Yes. What we talked about on differentials is that when we look at kind of longer term out, we still go back to the historical 10% differentials in the basin where they've been. For us, as we have a gathering system, it's improving from there. But that 10% kind of lease differential is probably a good number to go with. Certainly, here recently we've seen some benefit from all of the rails rail systems that have come in and they've bid the crude and the differentials up or tighter for us here in the near term and we'll see that benefit in the Q4 and maybe early part of next year, but certainly don't necessarily expect that going forward.
We'll see how that continues to play out.
Okay. Thank you, guys.
Thanks.
Your next question comes from the line of Peter Mahone with Dougherty.
Good morning, guys. I just had a couple of follow-up questions. A few of your peers have talked about there being multiple benches in the Three Forks formation. I just wanted to get your thoughts on whether or not any of your testing has given you a sense whether that's viable in any of your acreage or not?
Short answer is that we're not there yet, although as time goes on, you get more data, it looks more and more intriguing. We'd quarter well down in Indian Hills, but haven't gotten all that core work back yet. So we hedge a bit until we have some real in house data on that. But certainly so far, it looks increasingly intriguing to us.

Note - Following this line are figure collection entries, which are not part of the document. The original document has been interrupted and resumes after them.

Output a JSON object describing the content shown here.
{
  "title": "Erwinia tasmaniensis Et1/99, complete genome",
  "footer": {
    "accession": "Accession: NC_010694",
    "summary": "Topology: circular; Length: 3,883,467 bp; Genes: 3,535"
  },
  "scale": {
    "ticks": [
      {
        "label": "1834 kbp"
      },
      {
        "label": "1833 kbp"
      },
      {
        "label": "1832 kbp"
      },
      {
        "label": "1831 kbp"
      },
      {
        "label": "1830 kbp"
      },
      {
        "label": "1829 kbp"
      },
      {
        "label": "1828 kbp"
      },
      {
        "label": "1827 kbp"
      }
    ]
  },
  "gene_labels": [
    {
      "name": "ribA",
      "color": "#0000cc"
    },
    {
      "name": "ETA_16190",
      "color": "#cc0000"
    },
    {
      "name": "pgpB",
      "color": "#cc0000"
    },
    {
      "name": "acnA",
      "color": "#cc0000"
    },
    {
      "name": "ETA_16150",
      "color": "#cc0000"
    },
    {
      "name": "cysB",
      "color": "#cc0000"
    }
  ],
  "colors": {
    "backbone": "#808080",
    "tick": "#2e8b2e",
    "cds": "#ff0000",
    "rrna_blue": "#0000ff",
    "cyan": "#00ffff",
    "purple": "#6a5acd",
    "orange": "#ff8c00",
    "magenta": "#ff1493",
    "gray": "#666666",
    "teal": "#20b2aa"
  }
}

Okay, great. And you mentioned you do have some testing that's being either conducted right now or planned this year to determine that?
Core work. Now as we go through the budget process here, we'll figure out based on all that whether we try to drill well in one of those benches next year.
Sure. Okay. My second question has to do with the water disposal system. I mean, it's from the numbers that you gave us in Q2, it sounds like there hasn't been a ton of progress made since then. What are the hurdles that you guys are running into to really build that out?
And what gives you confidence that you can kind of reach your goals by the end of the year?
Yes. So we've continued to from Q2, the biggest progress has probably been on getting the pipe in the ground. The number of disposal wells hasn't changed a lot at this point. So it's getting the connections from the producing wells to those disposal wells and a lot of that is going to come together in 4Q and in 1Q next year, just take time to get all that pipe in the ground.
You also grew your well count by 20% over the quarter. So just keeping up with the growth that we have on new wells coming on is also why it's kind of staying in that flat range.
Okay, perfect. Thank you very much guys. Thanks.
There are no further questions. I would like to turn the call back over to Oasis Petroleum for closing remarks.
Thank you. This has been a year where Oasis has differentiated itself from its peers and we're proud of what team has done across all fronts. This year, we're putting in a strong foundation with more efficient operations, lower well cost, improved uptime and optimized price realizations. We also continued to rapidly grow the company while maintaining a strong conservative balance sheet. We believe we're focused on the right things and have the right people in place to execute on our plan.
Thanks again for everybody's participation on our call today.
Ladies and gentlemen, thank you for your participation. This does conclude today's conference. You may now disconnect.